Bruh Rabbit and the Tar Baby Girl
- Author: Virginia Hamilton
- Illustrator: James Ransome
- Language: English
- Subject: Children's literature, picture book, folklore
- Published: 2003 (Blue Sky Press)
- Publication place: United States
- Media type: Print (hardback, paperback)
- Pages: 32 (unpaginated)
- ISBN: 9780590473767
- OCLC: 50859107

= Bruh Rabbit and the Tar Baby Girl =

Book by Virginia Hamilton

Bruh Rabbit and the Tar Baby Girl is a 2003 picture book by Virginia Hamilton and illustrated by James Ransome. It is a retelling by Hamilton, in the Gullah dialect, of the classic story of Bruh Rabbit outwitting Bruh Wolf.

==Reception==
Booklist, in a review of Bruh Rabbit and the Tar Baby Girl, wrote "In this version of the beloved Tar Baby trickster story, she drew on Gullah folklore from the Sea Islands of South Carolina.

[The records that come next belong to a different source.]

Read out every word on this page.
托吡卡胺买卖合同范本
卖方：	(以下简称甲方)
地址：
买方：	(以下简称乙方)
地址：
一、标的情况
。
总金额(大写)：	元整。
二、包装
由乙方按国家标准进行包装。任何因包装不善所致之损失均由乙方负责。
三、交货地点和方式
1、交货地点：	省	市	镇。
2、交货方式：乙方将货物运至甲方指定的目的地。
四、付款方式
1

Her rhythmic, immediate version is well matched by Ransome's paintings, both cozy and exciting, which extend the fun with beautiful farmland scenes at dayclean (dawn) and daylean (evening) picturing the wily rabbit thief in human clothes repeatedly outwitting the wolf." and the School Library Journal described it as "meticulously paced, lyrical, hilarious, and a joy to read aloud" with "lush watercolors [that] suit the story perfectly".

Bruh Rabbit and the Tar Baby Girl has also been reviewed by The Horn Book Magazine, Kirkus Reviews, and Publishers Weekly, and the Florida Media Quarterly.

It is a 2004 ALA Notable Book for children, and a 2004 CCBC Choices book.